En mi experiencia, lo que yo he visto es que los mayores desatinos que se dan en cuanto a los dones, son cuando en lugar de profetizar para “edificar, exhortar y consolar” (1 Corintios 14:3), se ponen a vaticinar el futuro a diestra y a siniestra. ¿El don de profecía no podría referirse a algo futuro? Claro que sí; sin embargo, el don no es exclusivamente para eso. Por otro lado, también he notado que los excesos y abusos ocurren en reuniones en casa. Es decir, en grupos de estudio bíblico o células que, lamentablemente, no reciben supervisión de sus pastores o líderes. Imaginate la combinación:

Ausencia de instrucción bíblica y doctrinal + no supervisión = descontrol.

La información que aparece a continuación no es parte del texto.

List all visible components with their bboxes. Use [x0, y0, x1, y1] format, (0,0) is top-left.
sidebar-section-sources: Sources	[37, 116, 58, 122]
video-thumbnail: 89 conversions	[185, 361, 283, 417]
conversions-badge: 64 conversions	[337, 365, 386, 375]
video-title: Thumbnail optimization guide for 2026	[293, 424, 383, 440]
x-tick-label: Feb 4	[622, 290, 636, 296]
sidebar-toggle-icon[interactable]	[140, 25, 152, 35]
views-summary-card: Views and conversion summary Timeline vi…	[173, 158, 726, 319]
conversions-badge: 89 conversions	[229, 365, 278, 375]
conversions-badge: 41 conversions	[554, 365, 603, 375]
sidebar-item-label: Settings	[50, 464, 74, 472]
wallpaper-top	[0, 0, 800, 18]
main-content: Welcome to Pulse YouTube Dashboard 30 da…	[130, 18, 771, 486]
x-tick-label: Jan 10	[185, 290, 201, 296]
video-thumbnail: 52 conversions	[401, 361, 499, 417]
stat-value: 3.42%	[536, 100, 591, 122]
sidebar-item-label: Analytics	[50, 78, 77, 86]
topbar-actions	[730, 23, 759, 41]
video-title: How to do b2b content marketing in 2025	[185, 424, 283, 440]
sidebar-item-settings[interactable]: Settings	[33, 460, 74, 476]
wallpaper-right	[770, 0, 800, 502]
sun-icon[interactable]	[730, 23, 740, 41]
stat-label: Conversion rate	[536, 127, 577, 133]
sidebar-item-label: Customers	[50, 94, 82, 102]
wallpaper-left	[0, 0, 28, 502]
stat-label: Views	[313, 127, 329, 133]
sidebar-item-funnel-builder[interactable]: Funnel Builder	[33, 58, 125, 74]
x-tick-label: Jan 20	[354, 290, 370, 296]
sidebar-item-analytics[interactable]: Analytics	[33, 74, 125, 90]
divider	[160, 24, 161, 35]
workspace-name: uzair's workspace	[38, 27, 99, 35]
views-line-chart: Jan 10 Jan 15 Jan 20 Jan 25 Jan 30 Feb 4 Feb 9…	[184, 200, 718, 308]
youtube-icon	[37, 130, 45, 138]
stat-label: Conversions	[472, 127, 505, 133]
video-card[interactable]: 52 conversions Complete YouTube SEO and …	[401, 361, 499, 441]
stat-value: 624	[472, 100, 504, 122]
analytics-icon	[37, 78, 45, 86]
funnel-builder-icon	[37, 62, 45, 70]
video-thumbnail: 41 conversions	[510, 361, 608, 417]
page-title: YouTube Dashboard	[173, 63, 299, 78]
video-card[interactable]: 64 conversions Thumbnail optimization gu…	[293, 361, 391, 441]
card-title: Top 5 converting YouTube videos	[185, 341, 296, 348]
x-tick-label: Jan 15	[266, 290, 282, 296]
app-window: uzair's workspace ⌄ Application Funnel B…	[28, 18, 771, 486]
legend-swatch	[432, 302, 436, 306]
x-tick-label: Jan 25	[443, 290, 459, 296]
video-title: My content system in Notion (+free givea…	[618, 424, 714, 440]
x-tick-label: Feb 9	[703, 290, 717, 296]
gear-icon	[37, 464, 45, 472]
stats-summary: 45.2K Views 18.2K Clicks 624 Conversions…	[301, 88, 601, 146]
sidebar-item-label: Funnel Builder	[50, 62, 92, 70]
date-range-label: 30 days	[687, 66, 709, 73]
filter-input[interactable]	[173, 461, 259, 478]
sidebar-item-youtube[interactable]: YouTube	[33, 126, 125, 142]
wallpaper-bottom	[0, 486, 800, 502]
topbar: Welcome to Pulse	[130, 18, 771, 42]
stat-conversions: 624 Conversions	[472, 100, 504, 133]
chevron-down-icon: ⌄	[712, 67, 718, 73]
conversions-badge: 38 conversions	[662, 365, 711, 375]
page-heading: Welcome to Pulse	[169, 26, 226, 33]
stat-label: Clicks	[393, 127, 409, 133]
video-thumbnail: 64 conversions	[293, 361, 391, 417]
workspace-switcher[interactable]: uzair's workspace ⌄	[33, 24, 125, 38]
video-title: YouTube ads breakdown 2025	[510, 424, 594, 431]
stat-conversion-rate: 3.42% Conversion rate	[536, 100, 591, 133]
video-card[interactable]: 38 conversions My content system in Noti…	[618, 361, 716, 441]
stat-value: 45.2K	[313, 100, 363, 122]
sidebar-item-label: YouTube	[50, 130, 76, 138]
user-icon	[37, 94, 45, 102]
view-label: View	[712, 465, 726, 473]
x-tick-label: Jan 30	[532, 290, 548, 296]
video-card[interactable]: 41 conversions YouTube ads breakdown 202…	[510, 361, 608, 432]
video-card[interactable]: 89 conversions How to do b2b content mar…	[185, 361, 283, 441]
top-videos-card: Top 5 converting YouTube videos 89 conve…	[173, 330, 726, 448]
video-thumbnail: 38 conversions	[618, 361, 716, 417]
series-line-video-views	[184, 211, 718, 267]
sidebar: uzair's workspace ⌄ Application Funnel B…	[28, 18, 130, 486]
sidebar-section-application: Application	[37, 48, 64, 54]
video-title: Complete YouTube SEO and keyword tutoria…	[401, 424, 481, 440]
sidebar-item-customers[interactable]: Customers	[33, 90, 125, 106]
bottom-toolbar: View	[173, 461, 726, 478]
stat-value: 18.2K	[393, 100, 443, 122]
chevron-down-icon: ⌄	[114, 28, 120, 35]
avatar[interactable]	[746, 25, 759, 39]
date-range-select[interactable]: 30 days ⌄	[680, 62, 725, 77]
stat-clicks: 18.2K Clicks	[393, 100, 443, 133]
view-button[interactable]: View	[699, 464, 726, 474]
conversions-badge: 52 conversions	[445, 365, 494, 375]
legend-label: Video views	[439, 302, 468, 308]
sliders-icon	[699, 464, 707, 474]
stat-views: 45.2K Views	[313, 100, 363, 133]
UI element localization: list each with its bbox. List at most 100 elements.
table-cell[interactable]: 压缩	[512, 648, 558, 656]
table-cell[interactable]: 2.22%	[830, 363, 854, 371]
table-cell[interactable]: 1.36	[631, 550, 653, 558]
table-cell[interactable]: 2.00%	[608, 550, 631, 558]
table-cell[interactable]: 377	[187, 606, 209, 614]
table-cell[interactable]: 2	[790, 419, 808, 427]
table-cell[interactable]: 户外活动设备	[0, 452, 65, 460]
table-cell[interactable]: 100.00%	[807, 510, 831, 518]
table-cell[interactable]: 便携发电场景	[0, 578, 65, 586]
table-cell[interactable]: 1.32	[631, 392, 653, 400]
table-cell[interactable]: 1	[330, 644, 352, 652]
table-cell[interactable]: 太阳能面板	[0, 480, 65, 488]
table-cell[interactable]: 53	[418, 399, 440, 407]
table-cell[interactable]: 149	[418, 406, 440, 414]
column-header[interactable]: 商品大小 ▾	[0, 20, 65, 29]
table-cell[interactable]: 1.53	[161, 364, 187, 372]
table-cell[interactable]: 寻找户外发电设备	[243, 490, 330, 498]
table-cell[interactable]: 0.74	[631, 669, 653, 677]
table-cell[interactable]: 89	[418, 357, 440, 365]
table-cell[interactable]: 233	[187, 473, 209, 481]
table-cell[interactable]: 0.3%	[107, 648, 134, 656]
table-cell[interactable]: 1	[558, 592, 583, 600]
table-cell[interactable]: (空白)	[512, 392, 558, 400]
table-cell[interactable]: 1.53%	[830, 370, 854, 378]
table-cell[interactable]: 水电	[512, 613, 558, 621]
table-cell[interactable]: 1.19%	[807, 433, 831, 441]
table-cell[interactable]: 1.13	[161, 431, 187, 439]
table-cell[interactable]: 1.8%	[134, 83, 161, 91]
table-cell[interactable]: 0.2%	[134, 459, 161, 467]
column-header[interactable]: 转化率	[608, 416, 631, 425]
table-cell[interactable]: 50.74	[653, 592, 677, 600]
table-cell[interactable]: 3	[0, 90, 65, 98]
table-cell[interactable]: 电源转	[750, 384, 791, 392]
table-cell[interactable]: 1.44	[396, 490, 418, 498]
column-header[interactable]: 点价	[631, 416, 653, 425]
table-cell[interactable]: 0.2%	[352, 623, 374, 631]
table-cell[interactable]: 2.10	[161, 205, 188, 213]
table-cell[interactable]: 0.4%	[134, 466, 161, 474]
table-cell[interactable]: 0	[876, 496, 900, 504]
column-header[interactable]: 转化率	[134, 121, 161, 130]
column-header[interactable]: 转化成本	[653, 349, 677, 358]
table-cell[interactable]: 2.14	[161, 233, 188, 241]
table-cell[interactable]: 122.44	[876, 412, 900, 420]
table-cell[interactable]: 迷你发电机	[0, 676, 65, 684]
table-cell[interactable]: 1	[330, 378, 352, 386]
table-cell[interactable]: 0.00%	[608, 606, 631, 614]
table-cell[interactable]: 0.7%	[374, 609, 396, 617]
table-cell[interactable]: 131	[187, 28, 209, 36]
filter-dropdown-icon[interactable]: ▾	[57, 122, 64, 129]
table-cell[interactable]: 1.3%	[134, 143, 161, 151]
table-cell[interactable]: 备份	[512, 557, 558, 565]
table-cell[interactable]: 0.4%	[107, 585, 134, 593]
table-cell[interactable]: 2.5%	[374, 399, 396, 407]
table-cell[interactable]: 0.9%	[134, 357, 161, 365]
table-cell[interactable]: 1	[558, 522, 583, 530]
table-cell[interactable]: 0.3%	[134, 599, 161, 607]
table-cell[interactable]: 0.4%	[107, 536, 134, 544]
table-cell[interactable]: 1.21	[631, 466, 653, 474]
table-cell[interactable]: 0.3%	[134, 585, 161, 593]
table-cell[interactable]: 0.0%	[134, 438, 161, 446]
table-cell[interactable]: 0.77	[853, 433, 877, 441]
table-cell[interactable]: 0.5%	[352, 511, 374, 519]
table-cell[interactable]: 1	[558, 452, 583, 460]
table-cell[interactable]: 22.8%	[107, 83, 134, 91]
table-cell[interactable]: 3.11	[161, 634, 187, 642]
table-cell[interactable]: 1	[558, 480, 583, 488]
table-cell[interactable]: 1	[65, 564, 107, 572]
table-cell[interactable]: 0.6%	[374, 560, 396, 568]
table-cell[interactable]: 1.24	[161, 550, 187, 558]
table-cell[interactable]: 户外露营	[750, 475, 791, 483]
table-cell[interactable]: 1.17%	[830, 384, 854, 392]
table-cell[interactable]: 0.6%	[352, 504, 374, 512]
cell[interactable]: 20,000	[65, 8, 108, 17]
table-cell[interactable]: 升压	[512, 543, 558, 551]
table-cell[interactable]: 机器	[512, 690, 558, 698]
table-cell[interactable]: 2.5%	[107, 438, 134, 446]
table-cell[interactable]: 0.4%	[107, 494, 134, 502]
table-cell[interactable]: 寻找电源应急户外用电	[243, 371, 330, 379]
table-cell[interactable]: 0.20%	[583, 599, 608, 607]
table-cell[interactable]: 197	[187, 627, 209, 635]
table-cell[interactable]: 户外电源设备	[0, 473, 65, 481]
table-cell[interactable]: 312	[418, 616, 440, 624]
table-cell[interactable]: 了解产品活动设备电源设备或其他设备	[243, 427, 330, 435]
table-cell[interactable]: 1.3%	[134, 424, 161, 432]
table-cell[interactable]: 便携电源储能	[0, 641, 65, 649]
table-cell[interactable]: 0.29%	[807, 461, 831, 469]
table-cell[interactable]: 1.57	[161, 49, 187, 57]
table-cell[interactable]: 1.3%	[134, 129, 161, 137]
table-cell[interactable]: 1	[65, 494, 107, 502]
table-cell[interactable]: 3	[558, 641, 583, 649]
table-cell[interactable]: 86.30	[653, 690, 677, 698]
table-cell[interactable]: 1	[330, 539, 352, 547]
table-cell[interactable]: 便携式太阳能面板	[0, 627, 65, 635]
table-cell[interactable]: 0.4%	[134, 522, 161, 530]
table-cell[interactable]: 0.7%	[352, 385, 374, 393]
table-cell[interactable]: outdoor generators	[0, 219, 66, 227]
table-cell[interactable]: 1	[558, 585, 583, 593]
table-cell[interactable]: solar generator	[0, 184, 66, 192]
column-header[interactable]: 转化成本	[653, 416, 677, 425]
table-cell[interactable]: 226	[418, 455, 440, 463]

Como le pasó a una iglesia que conozco. Un viernes unos jóvenes estaban celebrando una media vigilia y, como ya habían permitido profetizar en otras vigilias que habían celebrado, esa vez una señorita se levantó a dar una palabra profética. Ella comenzó con el típico “¡Así dice el Señor!” y luego prosiguió a despotricar contra la vida pecaminosa de algunos que estaban allí. Ahora, ¿algunos jóvenes que llegaron estaban en pecado? Es probable; pero el problema no fue el tono regañón que empleó, sino cómo terminó. Es decir, luego de señalar que algunos estaban en pecado, finalizó diciendo: “¡Y ya van a ver! Cuando estén en el infierno, ¡me reiré en vuestras caras!”.

El caso es verídico; pero no te asustes, no selló la profecía con una risa macabra de “JA, JA, JA” estilo Michael Jackson en Thriller. Pero estas son las cosas que pasan cuando iglesias que permiten ministrar los dones no adoptan un fuerte componente bíblico educativo y, además, no supervisan responsablemente las reuniones extra dominicales que sostienen sus miembros. He ahí por qué hay tanta gente confundida y… sí… temerosa de los dones del Espíritu Santo.